Is AI an academic freedom issue?
Of course.
Education technology as a whole is an academic freedom issue, unfortunately, the encroachment of technological systems which shape (and in some cases even determine) pedagogy, research and governance have been left in the hands of others, with faculty required to capitulate to a system designed and controlled by others.
AI is here, rather suddenly, pretty disruptively, and in a big way. Different institutions are adopting different stances and much of the adaptation is falling on faculty, in some cases with minimal guidance. While considering how these tools impact what’s happening at the level of course and pedagogy is a necessity, it also seems clear that faculty concerned about preserving their own rights should be considering some of the institutional/structural issues.
Personally, I have more questions than answers at this time, but there’s a handful of recent readings that I want to recommend to others to help ground thinking that may lead to better questions and actionable answers.
A report,Artificial Intelligence and the Academic Professions,just released by the AAUP, should be at the top of anyone’s list. Based on a national survey, the report examines a number of big-picture categories, all of which have a direct relationship to issues of academic freedom.
- Improving Professional Development Regarding AI and Technology Harms
- Implementing Shared Governance Policies and Professional Oversight
- Improving Working and Learning Conditions
- Demanding Transparency and the Ability to Opt Out
- Protecting Faculty Members and Other Academic Workers.
The report both summarizes faculty concerns as expressed in the survey and offers recommendations for actions that will protect faculty rights and autonomy. Having read the report, in some cases the recommendations initially seem frustratingly vague but looked at in total, they are essentially a call for active faculty involvement in considering the implications of the intersection of this technology (and the companies developing it) with educational institutions.
In a way, the report highlights, in hindsight, how truly absent faculty have been as existing educational technology has been woven into the fabric of our institutions, and that it would be a disaster for that absence to be perpetuated when it comes to AI.
After checking out the AAUP report, move on to Matt Seybold’s,How Venture Capitalists Built A For-Profit “Micro-University” Inside Our Public Flagships,published at his newsletter, The American Vandal. It’s a long and complicated story about the ways outside service providers conceived in venture capital/private equity have insinuated themselves into our universities in ways that undermine faculty roles and educational quality.
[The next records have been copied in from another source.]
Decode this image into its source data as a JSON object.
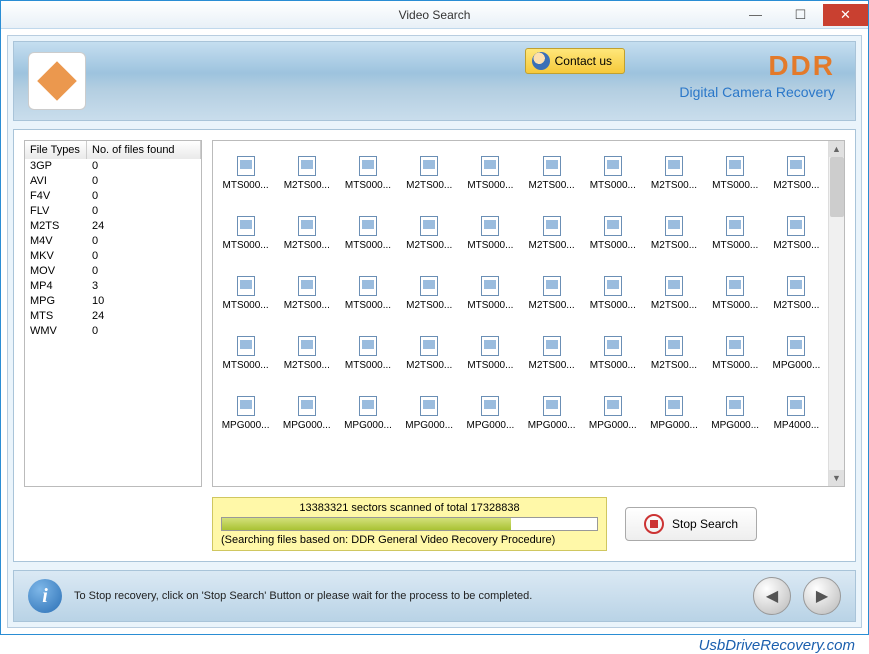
{
  "window": {
    "title": "Video Search"
  },
  "banner": {
    "contact_label": "Contact us",
    "brand_main": "DDR",
    "brand_sub": "Digital Camera Recovery"
  },
  "file_types": {
    "col1": "File Types",
    "col2": "No. of files found",
    "rows": [
      {
        "type": "3GP",
        "count": "0"
      },
      {
        "type": "AVI",
        "count": "0"
      },
      {
        "type": "F4V",
        "count": "0"
      },
      {
        "type": "FLV",
        "count": "0"
      },
      {
        "type": "M2TS",
        "count": "24"
      },
      {
        "type": "M4V",
        "count": "0"
      },
      {
        "type": "MKV",
        "count": "0"
      },
      {
        "type": "MOV",
        "count": "0"
      },
      {
        "type": "MP4",
        "count": "3"
      },
      {
        "type": "MPG",
        "count": "10"
      },
      {
        "type": "MTS",
        "count": "24"
      },
      {
        "type": "WMV",
        "count": "0"
      }
    ]
  },
  "file_grid": {
    "items": [
      "MTS000...",
      "M2TS00...",
      "MTS000...",
      "M2TS00...",
      "MTS000...",
      "M2TS00...",
      "MTS000...",
      "M2TS00...",
      "MTS000...",
      "M2TS00...",
      "MTS000...",
      "M2TS00...",
      "MTS000...",
      "M2TS00...",
      "MTS000...",
      "M2TS00...",
      "MTS000...",
      "M2TS00...",
      "MTS000...",
      "M2TS00...",
      "MTS000...",
      "M2TS00...",
      "MTS000...",
      "M2TS00...",
      "MTS000...",
      "M2TS00...",
      "MTS000...",
      "M2TS00...",
      "MTS000...",
      "M2TS00...",
      "MTS000...",
      "M2TS00...",
      "MTS000...",
      "M2TS00...",
      "MTS000...",
      "M2TS00...",
      "MTS000...",
      "M2TS00...",
      "MTS000...",
      "MPG000...",
      "MPG000...",
      "MPG000...",
      "MPG000...",
      "MPG000...",
      "MPG000...",
      "MPG000...",
      "MPG000...",
      "MPG000...",
      "MPG000...",
      "MP4000..."
    ]
  },
  "status": {
    "sectors": "13383321 sectors scanned of total 17328838",
    "procedure": "(Searching files based on:  DDR General Video Recovery Procedure)",
    "stop_label": "Stop Search"
  },
  "footer": {
    "text": "To Stop recovery, click on 'Stop Search' Button or please wait for the process to be completed."
  },
  "watermark": "UsbDriveRecovery.com"
}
It would take a full column to do Seybold’s piece justice, but here are two quotes that I hope induce you to go consider his full argument.
Here Seybold pulls the lid back on what it means for these third-party provider offerings to exist under a university brand “powered by” the third-party provider:
The “powered by model” is a truly absurdist role reversal. A private, unaccredited company founded and run by sales and marketing professionals is responsible for the (pseudo)educational coursework, while the accredited university is employed only for its sales and marketing functions, getting paid by commission on the headcount of students who enroll from their branded portal. University partners are incentivized to flex their brand power and use their proprietary data, advertising budgets, and sales forces to maximize this commission, while Ziplines provides cookie-cutter landing pages and highly reproducible microdegrees, the content of which is largely created by gigworkers.
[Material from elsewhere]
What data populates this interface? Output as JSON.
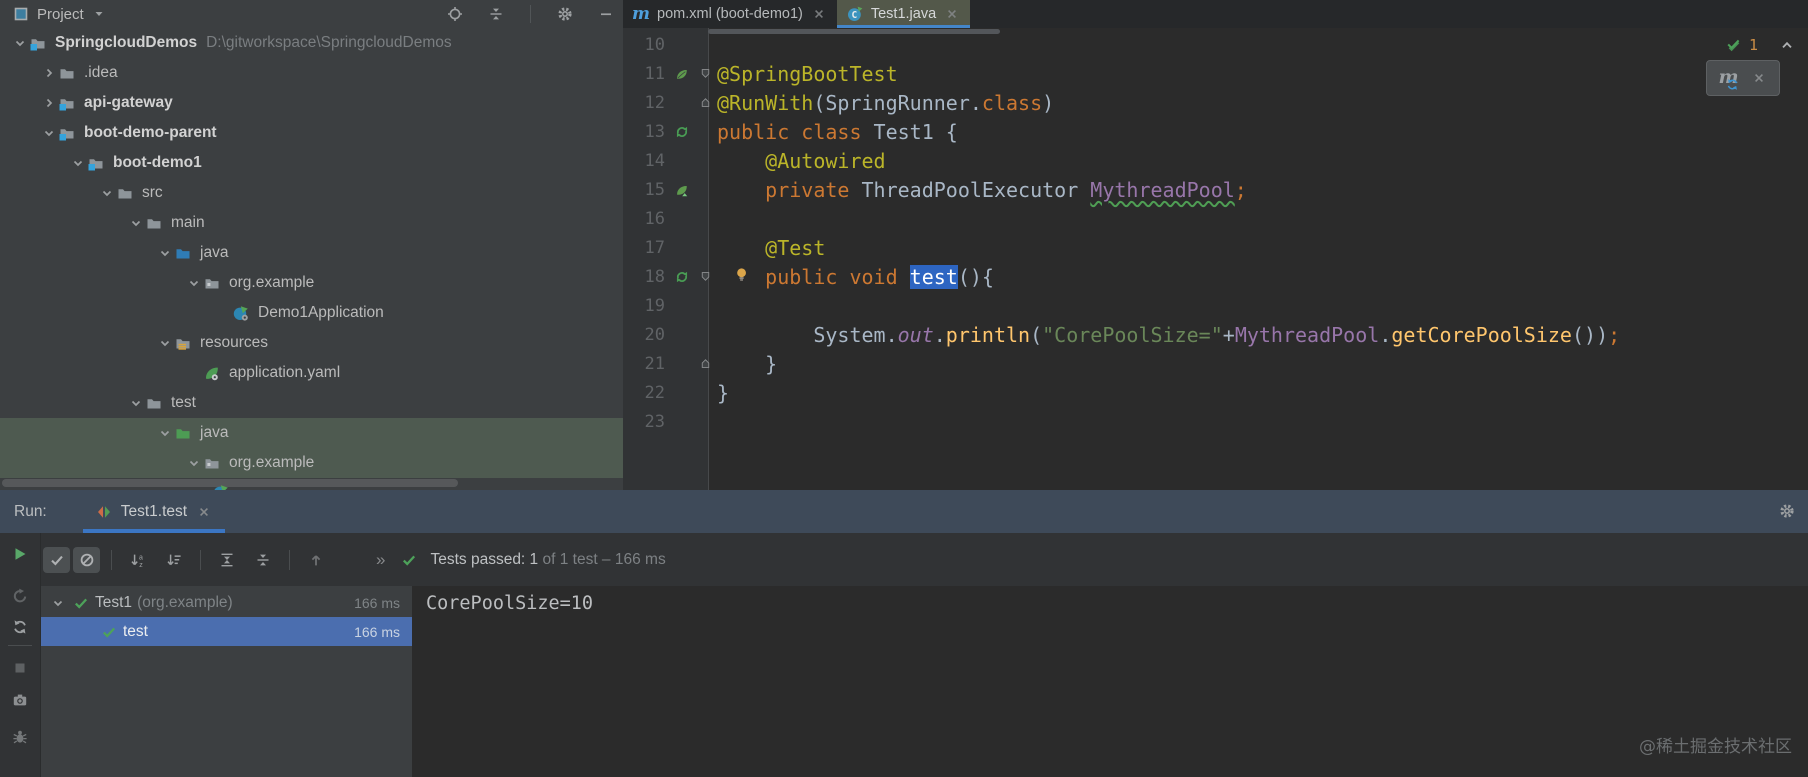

And here, Seybold pinpoints the downstream effect of these kinds of “partnerships.”
EdTech is not only always a Trojan horse for elite capture of public resources; it is also always a project in delegitimizing the project of public education itself.
The applicability of Seybold’s analysis to the “AI partnerships” many institutions are busy signing should be clear.
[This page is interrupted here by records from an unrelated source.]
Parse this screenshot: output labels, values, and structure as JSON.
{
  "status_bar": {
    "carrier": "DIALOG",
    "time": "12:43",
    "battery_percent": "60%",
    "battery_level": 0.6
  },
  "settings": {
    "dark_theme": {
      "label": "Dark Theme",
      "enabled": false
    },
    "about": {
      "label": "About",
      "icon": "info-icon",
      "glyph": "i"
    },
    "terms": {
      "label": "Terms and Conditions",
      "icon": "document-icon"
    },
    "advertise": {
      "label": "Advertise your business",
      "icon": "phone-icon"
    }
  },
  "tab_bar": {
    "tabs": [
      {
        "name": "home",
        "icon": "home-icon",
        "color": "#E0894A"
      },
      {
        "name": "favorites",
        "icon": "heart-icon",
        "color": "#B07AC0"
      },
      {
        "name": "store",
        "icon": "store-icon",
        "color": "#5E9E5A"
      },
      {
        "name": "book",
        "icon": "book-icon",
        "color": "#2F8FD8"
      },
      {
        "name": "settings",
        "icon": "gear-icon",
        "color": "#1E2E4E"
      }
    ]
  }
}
As another thought experiment exercise, I recommend making your way through a Hollis Robbins’s piece at her Anecdotal website,How to Deliver CSU’s Gen Ed with AI.
Robbins, a former university dean, perhaps intends this more as a provocation than an actionable proposal but, as a proposal, it is a comprehensive vision for replacing human labor with AI instruction that relies on a series of interwoven tech applications where humans are “in the loop,” but which largely run autonomously.
If realized, this sort of vision would obviate academic freedom on two fronts:
- The curriculum would be codified and assessed according to a rigid standard and then be delivered primarily through AI.
- Faculty would barely exist.
I read it as a surveillance-driven dystopia from which I would either have to opt-out (if allowed), or more likely have to flee, but you can check the comments to the post itself and find some early enthusiasts. The complexity of the technological vision suggests that such a vision would be difficult to impossible to realize, but the underlying values of increased efficiency, decreased cost and increased standardization are consistent with the direction educational systems have been going for decades.
Many of the factors that have eroded faculty rights and left institutions vulnerable to the attacks that have been coming were, indeed, foreseeable. Adjunctification is at the top of my list.
When it comes to technology and the university, we’ve seen this play before. If faculty aren’t prepared to assert their rights and exercise their power, you won’t see me writing the kinds of lamentations I’ve offered about tenure over the years because there won’t be enough faculty left to worry about such things.